The quote published by CBS Los Angeles gives a completely different impression, making it appear that the investigators have not yet decided that this even qualifies as a criminal investigation.
The IB Times makes a point which is conspicuously absent from other media reports, “There has been no explanation yet from the medical examiner’s office about how Nalepa might have hung herself while her wrists and ankles were bound.”
If the county’s medical examiner can come up with a scenario in which someone can bind their wrists and ankles with an electrical cord and hang themselves naked from a balcony, someone should look in to giving them a Pulitzer Prize for fiction.
Does Shacknai’s history have anything to do with his strangely preferential treatment?
This seems quite reasonable given Shacknai was chief aide to the United States House of Representatives’ committee for health policy from the years of 1977 to 1982 and his position on the Commission on the Federal Drug Approval Process along with the National Council on Drugs.
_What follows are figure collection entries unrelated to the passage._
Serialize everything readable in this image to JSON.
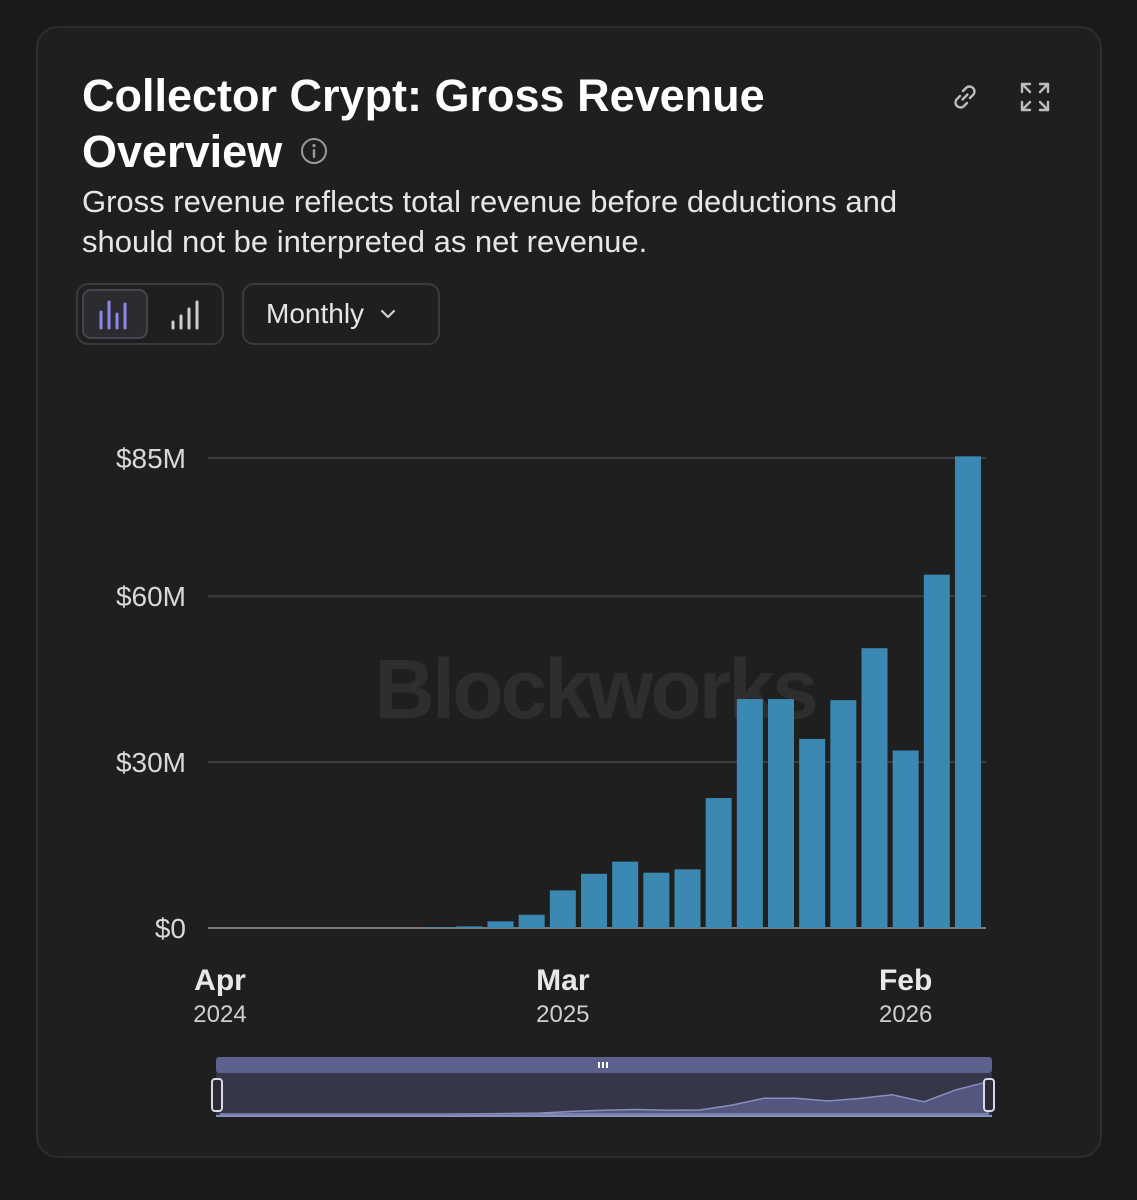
{
  "header": {
    "title": "Collector Crypt: Gross Revenue Overview",
    "subtitle": "Gross revenue reflects total revenue before deductions and should not be interpreted as net revenue.",
    "icons": [
      "info-icon",
      "link-icon",
      "expand-icon"
    ]
  },
  "controls": {
    "view_toggle": [
      "bar-chart-icon",
      "cumulative-chart-icon"
    ],
    "active_view": "bar-chart-icon",
    "interval": "Monthly"
  },
  "watermark": "Blockworks",
  "colors": {
    "bar": "#3b89b3",
    "grid": "#3e3e3e",
    "active_toggle": "#8b86e8",
    "navigator": "#5e6290"
  },
  "chart_data": {
    "type": "bar",
    "title": "Collector Crypt: Gross Revenue Overview",
    "xlabel": "",
    "ylabel": "",
    "ylim": [
      0,
      85
    ],
    "unit": "$M",
    "y_ticks": [
      "$0",
      "$30M",
      "$60M",
      "$85M"
    ],
    "y_tick_values": [
      0,
      30,
      60,
      85
    ],
    "x_ticks": [
      {
        "month": "Apr",
        "year": "2024",
        "category_index": 0
      },
      {
        "month": "Mar",
        "year": "2025",
        "category_index": 11
      },
      {
        "month": "Feb",
        "year": "2026",
        "category_index": 22
      }
    ],
    "categories": [
      "2024-04",
      "2024-05",
      "2024-06",
      "2024-07",
      "2024-08",
      "2024-09",
      "2024-10",
      "2024-11",
      "2024-12",
      "2025-01",
      "2025-02",
      "2025-03",
      "2025-04",
      "2025-05",
      "2025-06",
      "2025-07",
      "2025-08",
      "2025-09",
      "2025-10",
      "2025-11",
      "2025-12",
      "2026-01",
      "2026-02",
      "2026-03",
      "2026-04"
    ],
    "values": [
      0,
      0,
      0,
      0,
      0,
      0,
      0,
      0.1,
      0.3,
      1.2,
      2.4,
      6.8,
      9.8,
      12.0,
      10.0,
      10.6,
      23.5,
      41.4,
      41.4,
      34.2,
      41.2,
      50.6,
      32.1,
      63.9,
      85.3
    ],
    "grid": true,
    "legend": "none"
  }
}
If Shacknai was treated like any average American he would have been shot on sight dozens of times or at least beaten to a pulp. Yet, when you have government connections, millions in liquid wealth and split your time between Arizona and California, you are treated with the utmost respect.
Even if Shacknai is completely innocent and the incident with his son and his girlfriend are unrelated, why should he not be treated like a subhuman piece of filth as any other American would be?